Bomber in the City, 1943

The appearance of a Short Stirling Bomber near St Paul's Cathedral prompts Roger Hudson to recall the Wings for Victory campaign.

There had been a War Weapons Week in 1940 to replace armaments lost at Dunkirk, a Warship Week in 1942, as well as a Spitfire and a Tanks for Attack Week and, of course, there was always Dig for Victory. Now most towns were to devote the first week of May to Wings for Victory. Targets were set for counties and then divided up between urban and rural district councils. The Yorkshire town of Settle’s target was £150,000, enough for three Sunderland flying boats, though its final total was £223,000. For every target achieved, the Air Ministry awarded a white plastic plaque featuring a nude St Michael the Archangel brandishing his sword at a three-headed Lucifer, while the planes were named after the town or county which had raised the money. Plastic was an exotic novelty in 1943.
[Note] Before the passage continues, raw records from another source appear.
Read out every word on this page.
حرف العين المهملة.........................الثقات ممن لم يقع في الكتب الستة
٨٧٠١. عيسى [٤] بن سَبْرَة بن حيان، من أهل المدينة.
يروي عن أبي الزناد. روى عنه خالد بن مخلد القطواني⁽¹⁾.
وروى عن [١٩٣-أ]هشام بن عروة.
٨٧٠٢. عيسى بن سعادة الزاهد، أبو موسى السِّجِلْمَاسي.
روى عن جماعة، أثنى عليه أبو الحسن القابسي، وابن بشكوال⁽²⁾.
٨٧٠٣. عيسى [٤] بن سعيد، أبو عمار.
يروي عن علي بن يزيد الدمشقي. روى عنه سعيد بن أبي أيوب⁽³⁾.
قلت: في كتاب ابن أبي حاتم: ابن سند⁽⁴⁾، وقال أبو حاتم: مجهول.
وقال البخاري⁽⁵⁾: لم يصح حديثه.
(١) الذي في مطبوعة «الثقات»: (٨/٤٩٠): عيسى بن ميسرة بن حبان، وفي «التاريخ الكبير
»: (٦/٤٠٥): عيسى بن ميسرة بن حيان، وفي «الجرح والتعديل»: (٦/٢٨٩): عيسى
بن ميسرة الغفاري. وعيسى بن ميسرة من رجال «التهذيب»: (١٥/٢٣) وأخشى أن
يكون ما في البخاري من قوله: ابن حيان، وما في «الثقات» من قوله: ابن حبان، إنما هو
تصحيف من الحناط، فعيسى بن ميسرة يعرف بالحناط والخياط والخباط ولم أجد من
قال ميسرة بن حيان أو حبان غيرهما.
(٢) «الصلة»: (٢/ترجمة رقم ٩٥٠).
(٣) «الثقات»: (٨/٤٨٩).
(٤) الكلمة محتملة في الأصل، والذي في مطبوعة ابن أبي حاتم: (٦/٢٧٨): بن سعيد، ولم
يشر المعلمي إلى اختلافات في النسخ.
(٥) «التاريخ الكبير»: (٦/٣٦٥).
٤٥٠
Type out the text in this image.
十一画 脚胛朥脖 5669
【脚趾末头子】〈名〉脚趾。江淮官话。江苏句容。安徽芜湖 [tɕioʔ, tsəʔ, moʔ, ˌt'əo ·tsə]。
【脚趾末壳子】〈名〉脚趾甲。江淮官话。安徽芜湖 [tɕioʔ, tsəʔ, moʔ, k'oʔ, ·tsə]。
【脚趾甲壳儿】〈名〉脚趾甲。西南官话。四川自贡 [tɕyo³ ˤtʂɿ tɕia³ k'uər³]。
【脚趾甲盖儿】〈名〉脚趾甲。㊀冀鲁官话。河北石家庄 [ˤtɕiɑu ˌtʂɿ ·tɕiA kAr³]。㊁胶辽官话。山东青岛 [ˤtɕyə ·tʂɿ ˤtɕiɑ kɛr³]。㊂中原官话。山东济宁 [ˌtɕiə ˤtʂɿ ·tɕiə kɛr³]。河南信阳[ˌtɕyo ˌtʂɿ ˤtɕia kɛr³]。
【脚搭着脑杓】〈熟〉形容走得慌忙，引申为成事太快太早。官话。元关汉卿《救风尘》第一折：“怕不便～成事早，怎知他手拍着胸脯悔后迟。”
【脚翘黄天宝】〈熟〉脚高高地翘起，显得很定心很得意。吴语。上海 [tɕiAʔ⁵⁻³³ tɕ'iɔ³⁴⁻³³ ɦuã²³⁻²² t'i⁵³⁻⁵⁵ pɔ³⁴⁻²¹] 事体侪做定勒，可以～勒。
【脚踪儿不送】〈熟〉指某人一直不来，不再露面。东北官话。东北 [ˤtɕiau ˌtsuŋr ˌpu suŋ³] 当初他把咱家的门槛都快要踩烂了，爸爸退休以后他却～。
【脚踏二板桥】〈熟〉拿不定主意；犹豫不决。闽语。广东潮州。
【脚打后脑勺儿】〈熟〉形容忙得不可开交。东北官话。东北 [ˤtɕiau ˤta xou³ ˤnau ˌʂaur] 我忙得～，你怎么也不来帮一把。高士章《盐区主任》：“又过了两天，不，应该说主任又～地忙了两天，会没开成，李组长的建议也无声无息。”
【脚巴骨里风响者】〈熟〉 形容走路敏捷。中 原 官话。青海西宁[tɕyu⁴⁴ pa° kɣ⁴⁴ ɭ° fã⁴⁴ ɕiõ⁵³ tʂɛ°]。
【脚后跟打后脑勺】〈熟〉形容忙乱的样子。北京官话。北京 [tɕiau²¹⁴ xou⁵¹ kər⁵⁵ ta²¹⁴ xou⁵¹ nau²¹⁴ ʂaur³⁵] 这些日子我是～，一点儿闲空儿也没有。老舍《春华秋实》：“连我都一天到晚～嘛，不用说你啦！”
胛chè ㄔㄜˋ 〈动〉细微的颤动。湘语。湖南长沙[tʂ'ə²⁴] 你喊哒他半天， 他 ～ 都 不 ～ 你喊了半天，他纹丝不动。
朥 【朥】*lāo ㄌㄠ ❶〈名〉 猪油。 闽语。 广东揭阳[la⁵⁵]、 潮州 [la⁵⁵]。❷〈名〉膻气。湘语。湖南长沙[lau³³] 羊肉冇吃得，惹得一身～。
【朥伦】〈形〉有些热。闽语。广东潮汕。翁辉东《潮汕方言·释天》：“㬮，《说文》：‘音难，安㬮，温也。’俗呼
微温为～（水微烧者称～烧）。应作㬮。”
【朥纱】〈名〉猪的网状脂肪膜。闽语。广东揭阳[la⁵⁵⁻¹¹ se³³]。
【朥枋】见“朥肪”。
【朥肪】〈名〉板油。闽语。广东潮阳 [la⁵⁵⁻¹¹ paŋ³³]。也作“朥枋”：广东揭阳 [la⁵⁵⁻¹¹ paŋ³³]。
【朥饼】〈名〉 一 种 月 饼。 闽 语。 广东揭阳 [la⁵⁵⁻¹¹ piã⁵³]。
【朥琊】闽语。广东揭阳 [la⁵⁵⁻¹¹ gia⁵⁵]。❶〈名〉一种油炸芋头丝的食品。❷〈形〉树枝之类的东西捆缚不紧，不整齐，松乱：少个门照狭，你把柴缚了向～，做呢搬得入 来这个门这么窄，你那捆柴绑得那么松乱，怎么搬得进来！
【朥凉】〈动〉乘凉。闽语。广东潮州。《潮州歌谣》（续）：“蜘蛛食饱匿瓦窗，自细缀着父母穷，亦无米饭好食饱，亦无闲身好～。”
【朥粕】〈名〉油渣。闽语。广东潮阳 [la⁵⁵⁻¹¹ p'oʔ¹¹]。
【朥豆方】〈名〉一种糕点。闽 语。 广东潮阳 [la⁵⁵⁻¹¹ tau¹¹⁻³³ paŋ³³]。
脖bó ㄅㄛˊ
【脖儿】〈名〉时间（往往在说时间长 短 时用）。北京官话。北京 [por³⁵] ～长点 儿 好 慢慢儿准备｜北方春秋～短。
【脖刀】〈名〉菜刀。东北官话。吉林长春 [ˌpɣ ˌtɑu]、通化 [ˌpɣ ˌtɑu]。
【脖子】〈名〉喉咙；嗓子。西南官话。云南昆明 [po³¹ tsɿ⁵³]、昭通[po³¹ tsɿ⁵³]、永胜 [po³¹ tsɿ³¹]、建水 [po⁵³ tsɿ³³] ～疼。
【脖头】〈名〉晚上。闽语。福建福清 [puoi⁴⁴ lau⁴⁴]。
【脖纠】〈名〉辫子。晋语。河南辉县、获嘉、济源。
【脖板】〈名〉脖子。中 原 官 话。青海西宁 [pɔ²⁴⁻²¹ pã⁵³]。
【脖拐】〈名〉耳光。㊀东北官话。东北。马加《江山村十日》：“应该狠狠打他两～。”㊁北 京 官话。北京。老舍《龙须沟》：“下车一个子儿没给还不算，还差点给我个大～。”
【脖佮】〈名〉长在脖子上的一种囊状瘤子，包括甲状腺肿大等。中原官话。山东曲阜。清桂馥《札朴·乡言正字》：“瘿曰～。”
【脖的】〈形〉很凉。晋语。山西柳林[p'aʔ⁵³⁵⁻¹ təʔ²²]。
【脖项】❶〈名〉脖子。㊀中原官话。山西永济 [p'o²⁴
The campaign came as a timely distraction as, early in March, there had been a horrific incident when a mother and child, part of a crowd going down some steps into an air raid shelter in Bethnal Green, fell over near the bottom and a mass of other people were then brought down, resulting in 173 being crushed to death. On May 16th church bells had been rung across the country to celebrate the final expulsion of the Germans from North Africa, while the Dambusters Raid took place the next day. This was part of the Battle of the Ruhr, a turning point in the bomber offensive, with 34,000 tons of bombs dropped between March and July, badly disrupting the German armaments minister Albert Speer’s industrial war effort. Yet although the campaign meant there was no increase in the output of German planes between July and March 1944, their night-fighters became highly effective, shooting down most of the 1,047 British bombers that failed to return between November and March. More than the equivalent of the whole front line of Bomber Command had been destroyed in those five months. The funds raised by Wings for Victory were an important morale booster, though it could not compensate for lost aircrew.